Discurso de recepção por Celso Lafer

É uma satisfação pessoal e intelectual saudar Jorge Caldeira por ocasião de sua posse solene na Academia Brasileira de Letras. É uma tarefa que prazerosamente caberia a FHC, se as suas atuais dificuldades de mobilidade não tivessem tornado desaconselhável no momento a sua vinda ao Rio de Janeiro e à nossa sede.

Começo pontuando que Jorge Caldeira e eu somos velhos amigos, uma amizade iniciada precisamente na casa da família Cardoso, que ele frequentou desde jovem como colega e amigo de Paulo Henrique, o filho do casal. Foi beneficiado pelos estímulos intelectuais deste convívio. Quero destacar inicialmente na formação de Jorge Caldeira o papel de Ruth Cardoso - uma admirável personalidade republicana, biografada com talento e sensibilidade pelo Confrade Ignacio de Loyola Brandão, seu conterrâneo araraquarense.

No depoimento para o livro de Ignacio, Jorge Caldeira observou que Ruth teve a visão de que a antropologia não era só para estudar a cultura dos outros, mas para entender a sua própria.
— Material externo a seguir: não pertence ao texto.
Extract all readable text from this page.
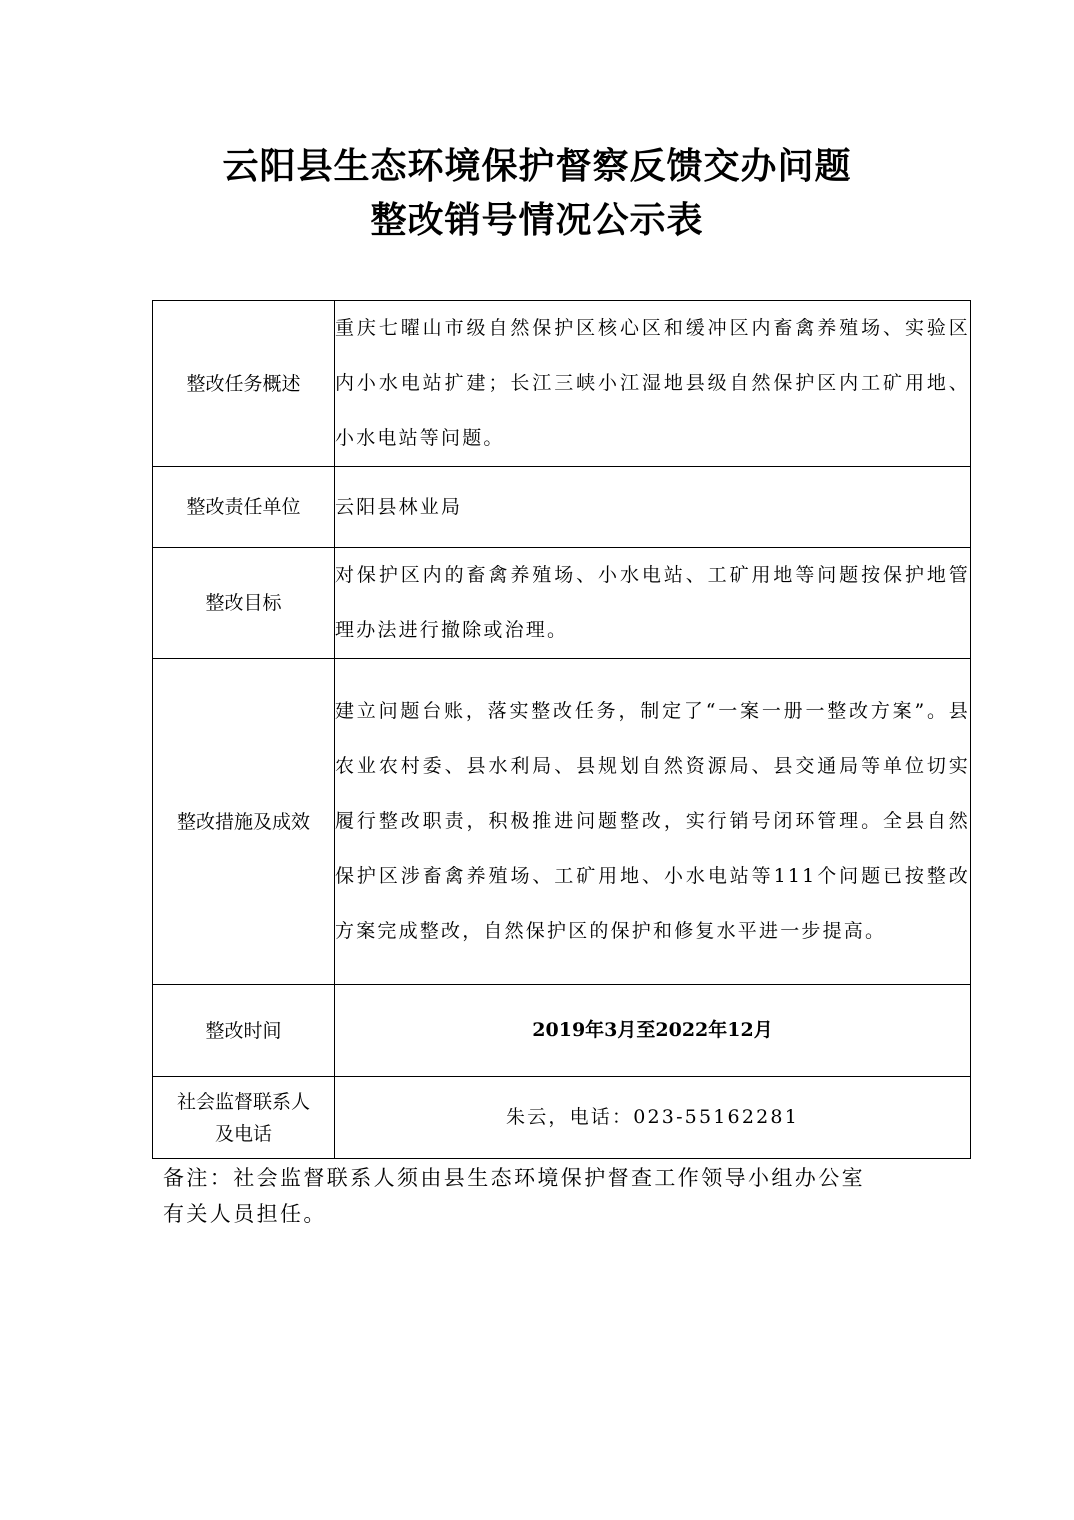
云阳县生态环境保护督察反馈交办问题
整改销号情况公示表
整改任务概述	重庆七曜山市级自然保护区核心区和缓冲区内畜禽养殖场、实验区内小水电站扩建；长江三峡小江湿地县级自然保护区内工矿用地、小水电站等问题。
整改责任单位	云阳县林业局
整改目标	对保护区内的畜禽养殖场、小水电站、工矿用地等问题按保护地管理办法进行撤除或治理。
整改措施及成效	建立问题台账，落实整改任务，制定了“一案一册一整改方案”。县农业农村委、县水利局、县规划自然资源局、县交通局等单位切实履行整改职责，积极推进问题整改，实行销号闭环管理。全县自然保护区涉畜禽养殖场、工矿用地、小水电站等111个问题已按整改方案完成整改，自然保护区的保护和修复水平进一步提高。
整改时间	2019年3月至2022年12月

社会监督联系人
及电话	朱云，电话：023-55162281
备注：社会监督联系人须由县生态环境保护督查工作领导小组办公室
有关人员担任。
Nos ensinamentos de Ruth, aprendeu o valor da lição de um olhar atento à multiplicidade de fatos que incidem nas mudanças sociais. Soube apreciar o exemplo de uma capacidade analítica apta a se dar conta pela observação, inspirada pela antropologia, das possibilidades do entendimento do concreto, sem os véus das ideologias e dos conhecimentos consagrados.

Deu destaque aos méritos de avaliação de Ruth, apresentando e inserindo o seu texto de 1978, “A visão dos favelados”, no muito esclarecedor livro de 2008 que organizou Brasil, a História Contada por quem viu, que também à memória dela é dedicado.

Faço o registro não apenas para evocar o início da nossa amizade, mas porque o exemplo de Ruth Cardoso foi uma semente que frutificou na trajetória e na obra de Jorge Caldeira.

Jorge Caldeira assume hoje a cadeira nº 14 da nossa ABL. Sucede à querida Lygia Fagundes Telles, admirável escritora de alcance universal, que com fôlego inspirador, no conto e no romance, revelou, com um agudo olhar pluriantenado, os desvãos e imperfeições da condição humana. A sua obra literária de primeira grandeza possui a limpidez adequada a uma visão que penetra e revela, como observou Mestre Antonio Candido.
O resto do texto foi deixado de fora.